Nvidia debuts new DRIVE AGX Orin platform for autonomous cars and robots
Nvidia Corp. tonight bid to expand the reach of artificial intelligence systems into autonomous vehicles and robots with the launch of its new Nvidia DRIVE AGX Orin platform.
Nvidia DRIVE AGX Orin is a software-defined platform that’s powered by a new system-on-a-chip called Orin. The new chip is said to be the fruit of “billions of dollars of R&D investment” over four years, and packs an impressive 17 billion transistors.
It’s integrated with Nvidia’s most advanced graphics processing units and its Arm Hercules central processing units, as well as deep learning and computer vision accelerators. All told, it’s capable of delivering 200 trillion operations per second, making it seven times faster than its previous generation Xavier SoC. The Orin chips can also be programmed for specific computing tasks via open CUDA and TensorRT application programming interfaces.
The DRIVE AGX Orin platform is meant to enable the numerous AI-based applications and deep neural networks necessary to power both autonomous vehicles and robots.
“Creating a safe autonomous vehicle is perhaps society’s greatest computing challenge,” Nvidia founder and Chief Executive Officer Jensen Huang said in a statement. “The amount of investment required to deliver autonomous vehicles has grown exponentially, and the complexity of the task requires a scalable, programmable, software-defined AI platform like Orin.”
Nvidia said the platform is already being used by Didi Chuxing Technology Co., a Chinese mobile transportation company that offers services similar to those of Uber Technologies Inc., to develop its own autonomous driving capabilities.
Didi said it’s using the DRIVE AGX Orin platform to perform inference on Level 4 autonomous driving vehicles. The company also uses Nvidia’s latest GPUs in its data centers to train its machine learning algorithms.
Through those efforts, Nvidia said, it can fuse data together from various in-car sensors, including cameras, lidar and radar, and create deep neural networks that can understand the 360-degree environment surrounding its vehicles and help them to navigate the roads safely.
“Developing safe autonomous vehicles requires end-to-end AI, in the cloud and in the car,” said Rishi Dhall, vice president of autonomous vehicles at Nvidia. “Nvidia AI will enable DiDi to develop safer, more efficient transportation systems and deliver a broad range of cloud services.”
To boost adoption of the new platform further, Nvidia said, it’s giving transportation industry customers free access to its collection of Nvidia DRIVE deep neural networks for autonomous vehicle development. Developers can now access a range of pre-trained AI models and training code, which they’re free to customize to “increase the robustness and capabilities” of self-driving systems.

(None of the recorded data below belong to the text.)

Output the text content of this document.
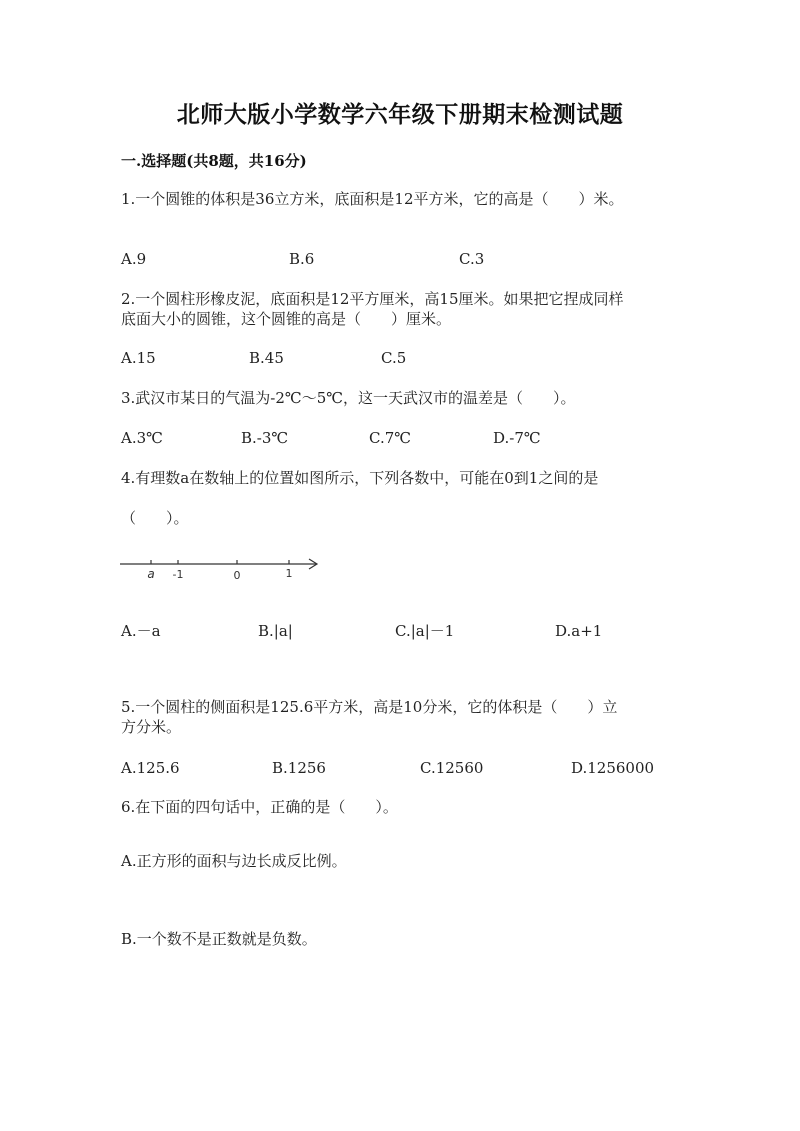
北师大版小学数学六年级下册期末检测试题
一.选择题(共8题，共16分)
1.一个圆锥的体积是36立方米，底面积是12平方米，它的高是（　　）米。
A.9	B.6	C.3
2.一个圆柱形橡皮泥，底面积是12平方厘米，高15厘米。如果把它捏成同样
底面大小的圆锥，这个圆锥的高是（　　）厘米。
A.15	B.45	C.5
3.武汉市某日的气温为-2℃～5℃，这一天武汉市的温差是（　　）。
A.3℃	B.-3℃	C.7℃	D.-7℃
4.有理数a在数轴上的位置如图所示，下列各数中，可能在0到1之间的是
（　　）。
a -1	0	1
A.－a	B.|a|	C.|a|－1	D.a+1
5.一个圆柱的侧面积是125.6平方米，高是10分米，它的体积是（　　）立
方分米。
A.125.6	B.1256	C.12560	D.1256000
6.在下面的四句话中，正确的是（　　）。
A.正方形的面积与边长成反比例。
B.一个数不是正数就是负数。
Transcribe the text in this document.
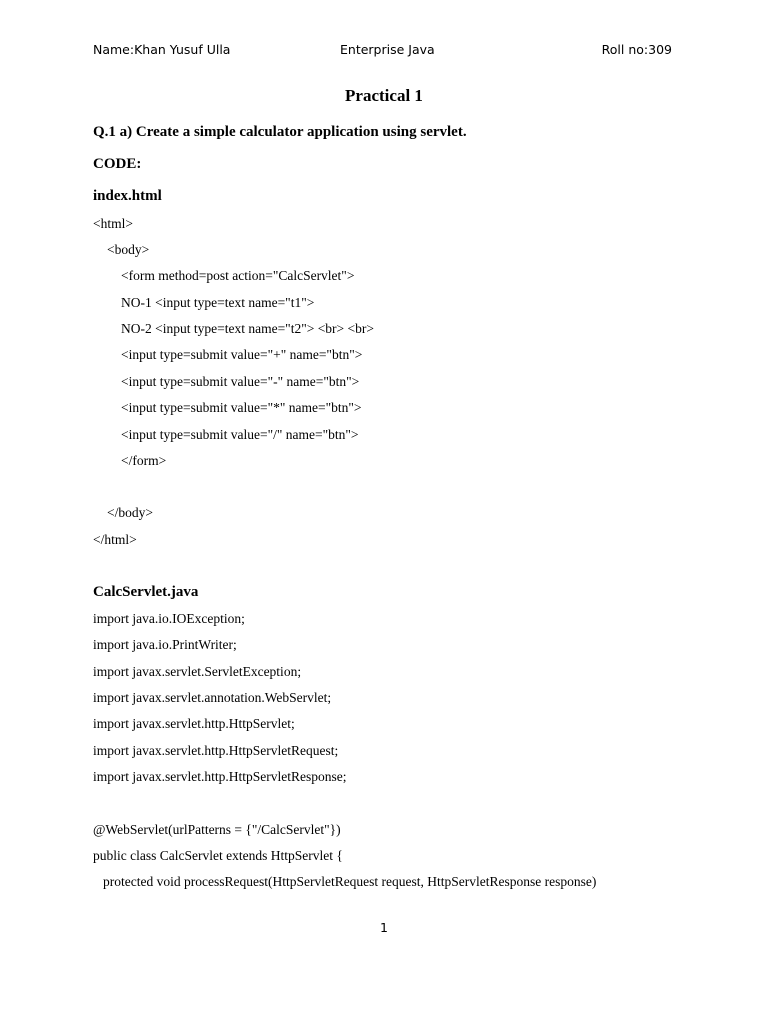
Name:Khan Yusuf Ulla	Enterprise Java	Roll no:309
Practical 1
Q.1 a) Create a simple calculator application using servlet.
CODE:
index.html
<html>
<body>
<form method=post action="CalcServlet">
NO-1 <input type=text name="t1">
NO-2 <input type=text name="t2"> <br> <br>
<input type=submit value="+" name="btn">
<input type=submit value="-" name="btn">
<input type=submit value="*" name="btn">
<input type=submit value="/" name="btn">
</form>
</body>
</html>
CalcServlet.java
import java.io.IOException;
import java.io.PrintWriter;
import javax.servlet.ServletException;
import javax.servlet.annotation.WebServlet;
import javax.servlet.http.HttpServlet;
import javax.servlet.http.HttpServletRequest;
import javax.servlet.http.HttpServletResponse;
@WebServlet(urlPatterns = {"/CalcServlet"})
public class CalcServlet extends HttpServlet {
protected void processRequest(HttpServletRequest request, HttpServletResponse response)
1
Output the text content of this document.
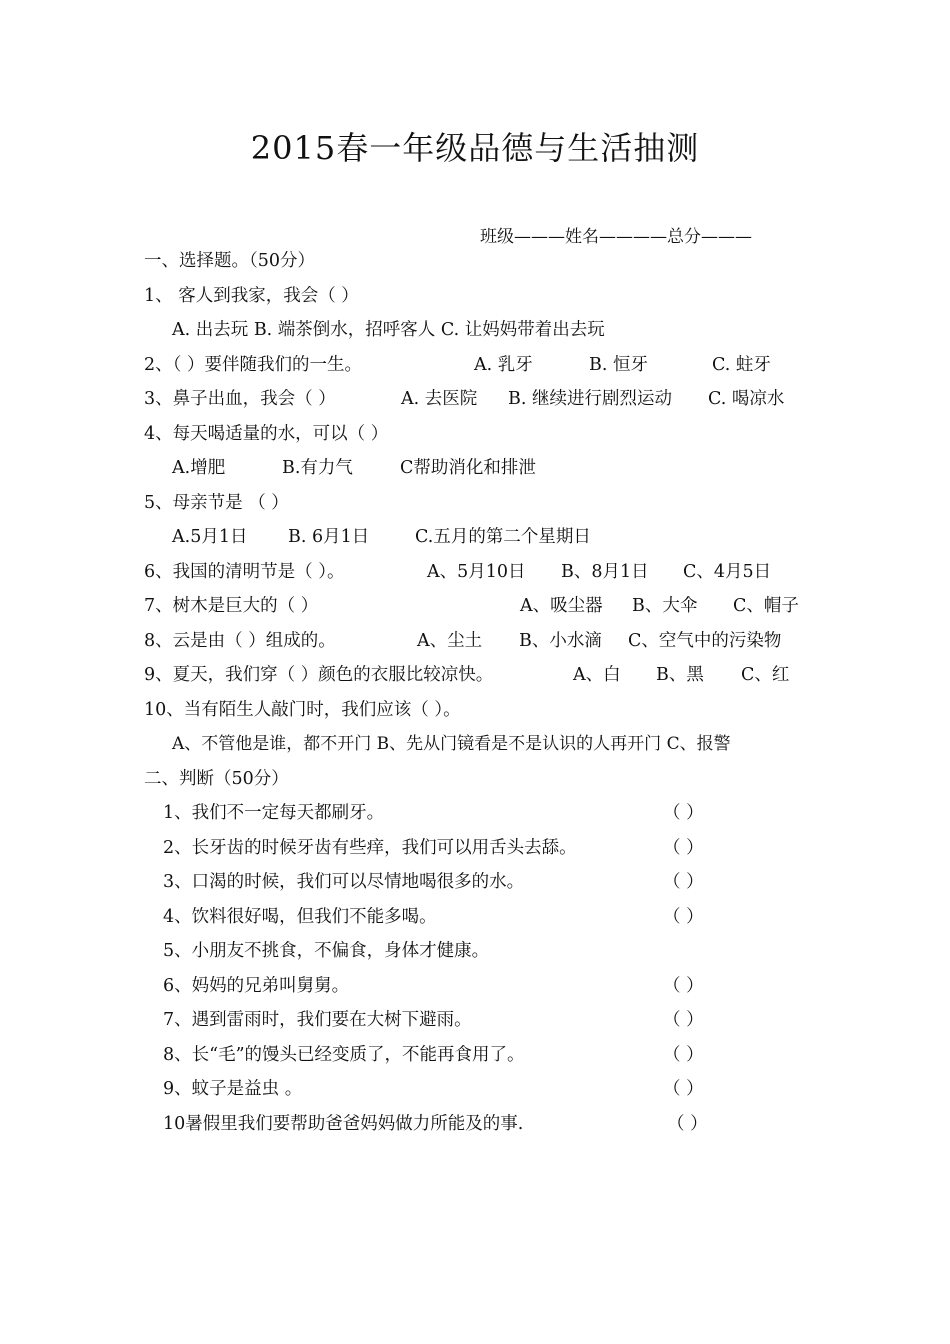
2015春一年级品德与生活抽测
班级———姓名————总分———
一、选择题。（50分）
1、 客人到我家，我会（ ）
A. 出去玩 B. 端茶倒水，招呼客人 C. 让妈妈带着出去玩
2、（ ）要伴随我们的一生。	A. 乳牙	B. 恒牙	C. 蛀牙
3、鼻子出血，我会（ ）	A. 去医院 B. 继续进行剧烈运动 C. 喝凉水
4、每天喝适量的水，可以（ ）
A.增肥	B.有力气	C帮助消化和排泄
5、母亲节是 （ ）
A.5月1日 B. 6月1日	C.五月的第二个星期日
6、我国的清明节是（ ）。	A、5月10日 B、8月1日 C、4月5日
7、树木是巨大的（ ）	A、吸尘器 B、大伞 C、帽子
8、云是由（ ）组成的。	A、尘土 B、小水滴 C、空气中的污染物
9、夏天，我们穿（ ）颜色的衣服比较凉快。	A、白 B、黑 C、红
10、当有陌生人敲门时，我们应该（ ）。
A、不管他是谁，都不开门 B、先从门镜看是不是认识的人再开门 C、报警
二、判断（50分）
1、我们不一定每天都刷牙。	（ ）
2、长牙齿的时候牙齿有些痒，我们可以用舌头去舔。	（ ）
3、口渴的时候，我们可以尽情地喝很多的水。	（ ）
4、饮料很好喝，但我们不能多喝。	（ ）
5、小朋友不挑食，不偏食，身体才健康。
6、妈妈的兄弟叫舅舅。	（ ）
7、遇到雷雨时，我们要在大树下避雨。	（ ）
8、长“毛”的馒头已经变质了，不能再食用了。	（ ）
9、蚊子是益虫 。	（ ）
10暑假里我们要帮助爸爸妈妈做力所能及的事.	（ ）
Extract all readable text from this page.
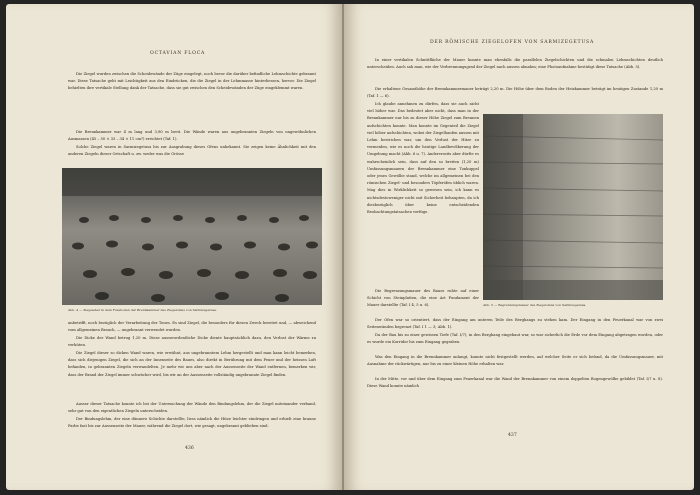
OCTAVIAN FLOCA

Die Ziegel wurden zwischen die Scheidewände der Züge eingelegt, noch bevor die darüber befindliche Lehmschichte gebrannt war. Diese Tatsache geht mit Leichtigkeit aus den Eindrücken, die die Ziegel in der Lehmmasse hinterliessen, hervor. Die Ziegel behielten ihre vertikale Stellung dank der Tatsache, dass sie gut zwischen den Scheidewänden der Züge eingeklemmt waren.

Die Brennkammer war 4 m lang und 3,80 m breit. Die Wände waren aus ungebrannten Ziegeln von ungewöhnlichen Ausmassen (45 – 50 × 33 – 34 × 11 cm?) errichtet (Taf. 1).

Solche Ziegel waren in Sarmizegetusa bis zur Ausgrabung dieses Ofens unbekannt. Sie zeigen keine Ähnlichkeit mit den anderen Ziegeln dieser Ortschaft u. zw. weder was die Grösse

Abb. 4 — Ziegeleher in dem Fussboden der Brennkammer des Ziegelofens von Sarmizegetusa.

anbetrifft, noch bezüglich der Verarbeitung der Tones. Es sind Ziegel, die besonders für diesen Zweck bereitet und, — abweichend vom allgemeinen Brauch, — ungebrannt verwendet wurden.

Die Dicke der Wand betrug 1,20 m. Diese ausserordentliche Dicke diente hauptsächlich dazu, den Verlust der Wärme zu verhüten.

Die Ziegel dieser so dicken Wand waren, wie erwähnt, aus ungebranntem Lehm hergestellt und man kann leicht bemerken, dass sich diejenigen Ziegel, die sich an der Innenseite des Baues, also direkt in Berührung mit dem Feuer und der heissen Luft befanden, in gebrannten Ziegeln verwandelten. Je mehr wir uns aber nach der Aussenseite der Wand entfernen, bemerken wir, dass der Brand der Ziegel immer schwächer wird, bis wir an der Aussenseite vollständig ungebrannte Ziegel finden.

Ausser dieser Tatsache konnte ich bei der Untersuchung der Wände den Bindungslehm, der die Ziegel miteinander verband, sehr gut von den eigentlichen Ziegeln unterscheiden.

Der Bindungslehm, der eine dünnere Schichte darstellte, liess nämlich die Hitze leichter eindringen und erhielt eine braune Farbe fast bis zur Aussenseite der Mauer, während die Ziegel dort, wie gesagt, ungebrannt geblieben sind.

436
DER RÖMISCHE ZIEGELOFEN VON SARMIZEGETUSA

In einer vertikalen Schnittfläche der Mauer konnte man ebenfalls die parallelen Ziegelschichten und die schmalen Lehmschichten deutlich unterscheiden. Auch sah man, wie der Verbrennungsgrad der Ziegel nach aussen abnahm; eine Photoaufnahme bestätigt diese Tatsache (Abb. 5).

Die erhaltene Gesamthöhe der Brennkammermauer beträgt 2,20 m. Die Höhe über dem Boden der Heizkammer beträgt im heutigen Zustande 1,20 m (Taf. 1 — 6).

Ich glaube annehmen zu dürfen, dass sie auch nicht viel höher war. Das bedeutet aber nicht, dass man in der Brennkammer nur bis zu dieser Höhe Ziegel zum Brennen aufschichten konnte. Man konnte im Gegenteil die Ziegel viel höher aufschichten, wobei der Ziegelhaufen aussen mit Lehm bestrichen war, um den Verlust der Hitze zu vermeiden, wie es noch die heutige Landbevölkerung der Umgebung macht (Abb. 6 u. 7). Andererseits aber dürfte es wahrscheinlich sein, dass auf den so breiten (1,20 m) Umfassungsmauern der Brennkammer eine Tonkuppel oder jenes Gewölbe stand, welche im allgemeinen bei den römischen Ziegel- und besonders Töpferöfen üblich waren. Mag dies in Wirklichkeit so gewesen sein, ich kann es nichtsdestoweniger nicht mit Sicherheit behaupten, da ich diesbezüglich über keine entscheidenden Beobachtungstatsachen verfüge.

Die Begrenzungsmauer des Baues ruhte auf einer Schicht von Steinplatten, die eine Art Fundament der Mauer darstellte (Taf. I 4, 5 u. 6).	Abb. 5 — Begrenzungsmauer des Ziegelofens von Sarmizegetusa.

Der Ofen war so orientiert, dass der Eingang am unteren Teile des Berghangs zu stehen kam. Der Eingang in den Feuerkanal war von zwei Seitenwänden begrenzt (Taf. I 1 — 3; Abb. 1).

Da der Bau bis zu einer gewissen Tiefe (Taf. I/7), in den Berghang eingebaut war, so war sicherlich die Erde vor dem Eingang abgetragen worden, oder es wurde ein Korridor bis zum Eingang gegraben.

Was den Eingang in die Brennkammer anlangt, konnte nicht festgestellt werden, auf welcher Seite er sich befand, da die Umfassungsmauer, mit Ausnahme der rückwärtigen, nur bis zu einer kleinen Höhe erhalten war.

In der Mitte, vor und über dem Eingang zum Feuerkanal war die Wand der Brennkammer von einem doppelten Bogengewölbe gebildet (Taf. I/7 u. 8). Diese Wand konnte nämlich

437
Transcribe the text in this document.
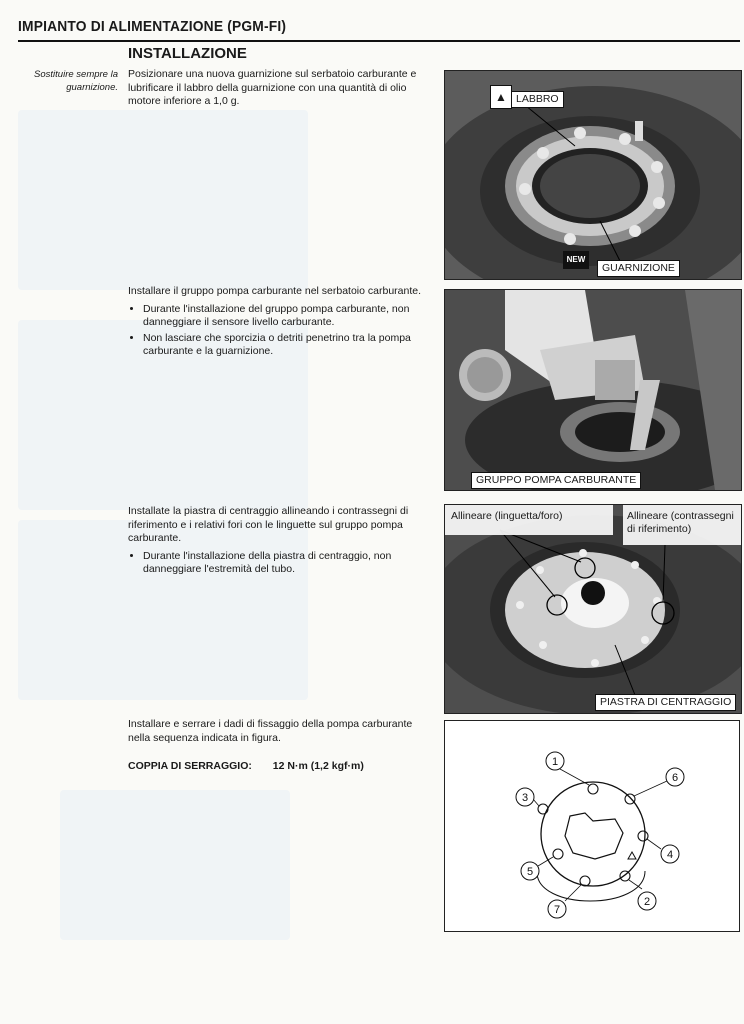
IMPIANTO DI ALIMENTAZIONE (PGM-FI)
INSTALLAZIONE
Sostituire sempre la guarnizione.
Posizionare una nuova guarnizione sul serbatoio carburante e lubrificare il labbro della guarnizione con una quantità di olio motore inferiore a 1,0 g.
Installare il gruppo pompa carburante nel serbatoio carburante.
• Durante l'installazione del gruppo pompa carburante, non danneggiare il sensore livello carburante.
• Non lasciare che sporcizia o detriti penetrino tra la pompa carburante e la guarnizione.
Installate la piastra di centraggio allineando i contrassegni di riferimento e i relativi fori con le linguette sul gruppo pompa carburante.
• Durante l'installazione della piastra di centraggio, non danneggiare l'estremità del tubo.
Installare e serrare i dadi di fissaggio della pompa carburante nella sequenza indicata in figura.
COPPIA DI SERRAGGIO: 12 N·m (1,2 kgf·m)
▲ LABBRO
NEW
GUARNIZIONE
GRUPPO POMPA CARBURANTE
Allineare (linguetta/foro)	Allineare (contrassegni di riferimento)
PIASTRA DI CENTRAGGIO
1
2
3
4
5
6
7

In related news, Nvidia also announced the availability of new inference software for creating conversational AI applications.
The new software, called Nvidia TensorRT 7, is aimed at eliminating the latency problems that have so far prevented true interactive engagement with conversational AI. Developers will be able to create smarter interactions with voice agents, chatbots and recommendation engines in true real time, Nvidia said.
Nvidia TensorRT 7 will be most useful in the development of recurrent neural networks, which power a new breed of AI models that can make predictions on “time-series, sequence-data scenarios,” the company said. RNNs, as they’re known for short, can help with tasks such as arrival time planning for cars and satellites, the prediction of events in electronic medial records, financial asset forecasting and fraud detection, Nvidia said.
Nvidia said the TensorRT 7 inference software will be made available without charge to members of the Nvidia developer program in “the coming days” via its GitHub repository.